As we slide towards spring, I always think there is lots of time to plan for spring activities. I know good planning can expedite the enormous workload in the short time we call spring. If it is a wet spring, then we have less time to tend the land.
Of course, we can be sure to have the equipment lined up and ready for the fields. We can order the supplies we might need; soil amendments and fertilizer, seed, and we can review our soil samples if we have some. If not, we can be ready to take some immediately, once it is dry enough.
We can fix range and pasture fence once the snow is gone. It is nicer to do this repair work before the mosquitoes hatch. Barb wire, bugs and hammering staples do not mix well.
Herd health will need to be attended to: vaccinations, bull fertility assessments, horses shod if you use horses in your operation.
Supplies and parts need to be ordered early because the pandemic might interrupt supply chains and we may find we are not ready when the planting season arrives. It will soon be followed by the time to harvest a first crop, maybe even a fall-planted annual.
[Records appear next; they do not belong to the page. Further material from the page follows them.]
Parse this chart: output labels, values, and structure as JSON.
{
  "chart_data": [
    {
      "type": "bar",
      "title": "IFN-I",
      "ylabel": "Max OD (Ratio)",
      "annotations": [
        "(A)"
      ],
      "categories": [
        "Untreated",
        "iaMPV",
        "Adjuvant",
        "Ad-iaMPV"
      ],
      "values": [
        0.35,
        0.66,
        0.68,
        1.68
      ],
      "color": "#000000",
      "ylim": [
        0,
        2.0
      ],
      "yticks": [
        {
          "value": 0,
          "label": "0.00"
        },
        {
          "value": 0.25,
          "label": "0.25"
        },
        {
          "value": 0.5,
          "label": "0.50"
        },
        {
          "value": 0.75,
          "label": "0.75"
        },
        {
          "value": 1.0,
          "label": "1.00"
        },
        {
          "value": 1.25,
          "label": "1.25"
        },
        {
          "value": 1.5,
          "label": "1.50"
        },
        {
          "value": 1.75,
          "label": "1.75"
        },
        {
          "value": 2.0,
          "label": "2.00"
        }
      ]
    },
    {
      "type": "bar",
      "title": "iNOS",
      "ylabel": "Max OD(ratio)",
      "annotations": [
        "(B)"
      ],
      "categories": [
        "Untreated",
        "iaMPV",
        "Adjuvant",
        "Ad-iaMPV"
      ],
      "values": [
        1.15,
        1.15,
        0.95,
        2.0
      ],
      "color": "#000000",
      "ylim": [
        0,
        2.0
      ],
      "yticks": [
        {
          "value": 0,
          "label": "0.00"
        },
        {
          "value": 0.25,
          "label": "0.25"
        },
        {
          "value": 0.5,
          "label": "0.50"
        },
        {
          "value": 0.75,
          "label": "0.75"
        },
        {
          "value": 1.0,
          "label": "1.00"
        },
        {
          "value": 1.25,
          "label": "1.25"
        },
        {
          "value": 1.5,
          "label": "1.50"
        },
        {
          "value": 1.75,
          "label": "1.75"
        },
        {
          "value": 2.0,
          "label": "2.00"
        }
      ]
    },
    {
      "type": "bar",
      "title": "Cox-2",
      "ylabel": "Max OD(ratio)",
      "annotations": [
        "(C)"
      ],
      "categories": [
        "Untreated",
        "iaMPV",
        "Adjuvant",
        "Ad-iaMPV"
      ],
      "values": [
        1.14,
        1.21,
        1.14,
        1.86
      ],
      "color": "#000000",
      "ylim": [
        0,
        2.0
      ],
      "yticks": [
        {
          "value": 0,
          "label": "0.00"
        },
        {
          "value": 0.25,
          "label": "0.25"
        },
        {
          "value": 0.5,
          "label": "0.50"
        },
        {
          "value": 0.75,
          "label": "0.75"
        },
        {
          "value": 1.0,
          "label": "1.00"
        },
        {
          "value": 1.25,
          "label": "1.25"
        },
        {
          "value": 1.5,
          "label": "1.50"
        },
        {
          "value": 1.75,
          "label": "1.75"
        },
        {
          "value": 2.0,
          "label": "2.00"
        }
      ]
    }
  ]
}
More and more ranchers in Canada are going to later calving in May, which delays the busyness of branding and vaccinations. This year one might be getting vaccinated oneself.
Now wouldn’t another flood year just throw a wrench into the gears of your well-oiled operation.
If you were a beginner farmer it might be a good idea when you do your business plan to have a section called “Operations Plan” which identifies actions and timelines linking to your operation’s budget and cash flow.
I am tired already thinking of the upcoming season and the activities I have mentioned. Normally, we would still be on vacation somewhere sunny. If it has done nothing else, this pandemic has kept us home puttering around doing this and that, all which can be preparation for Spring.
We don’t make huge, long lists, but we short list the urgent and the important items every morning after the caffeine kicks in.
“Contemplative moments to enhance focus” we say about this special time looking out the window, stoking the fire, and enjoying each other’s company before the rush is on.
David Zirnhelt is a rancher and member of the Cariboo Cattlemen’s Association. He is also chair of the Advisory Committee for the Applied Sustainable Ranching Program at TRU.